Tidak berhenti di sana, pengawasan juga melebar ke area ruang publik untuk menertibkan kumpulan muda-mudi yang nongkrong hingga larut malam guna mencegah potensi gangguan trantibum. Selama penertiban, petugas turut melalukan pemeriksaan kartu identitas (KTP).
“Warga maupun pengunjung yang tidak dapat menunjukkan identitas diri terpaksa diboyong ke Mako Satpol PP Kota Padang untuk didata dan diperiksa lebih lanjut,” tegas Chandra.
Seluruh barang bukti yang diamankan beserta beberapa perempuan yang terjaring di lokasi langsung diserahkan kepada Penyidik Pegawai Negeri Sipil (PPNS) Satpol PP untuk diproses. Chandra memastikan instansinya tetap mengedepankan pola pengawasan yang humanis namun berwibawa demi ketertiban kota.

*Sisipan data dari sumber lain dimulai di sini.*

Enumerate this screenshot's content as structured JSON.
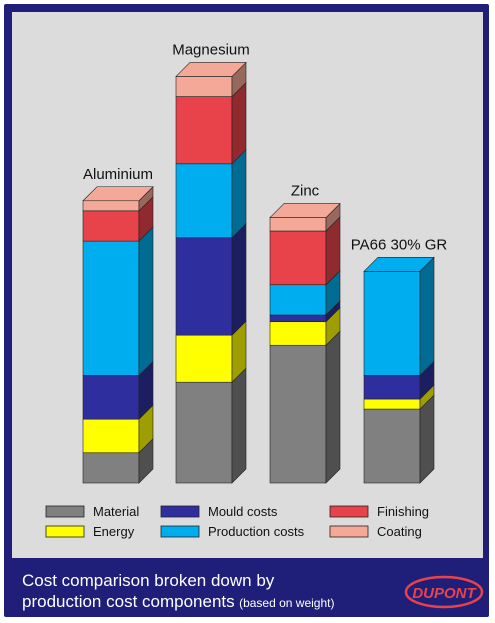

“Patroli rutin merupakan langkah preventif untuk memastikan Kota Padang tetap aman, tertib, dan kondusif. Kami mengedepankan pendekatan humanis dan persuasif, namun terhadap setiap pelanggaran yang ditemukan tetap dilakukan penindakan. Kami mengajak seluruh masyarakat dan pelaku usaha bersama-sama menjaga ketenteraman dan ketertiban demi kenyamanan bersama,” pungkasnya. (*)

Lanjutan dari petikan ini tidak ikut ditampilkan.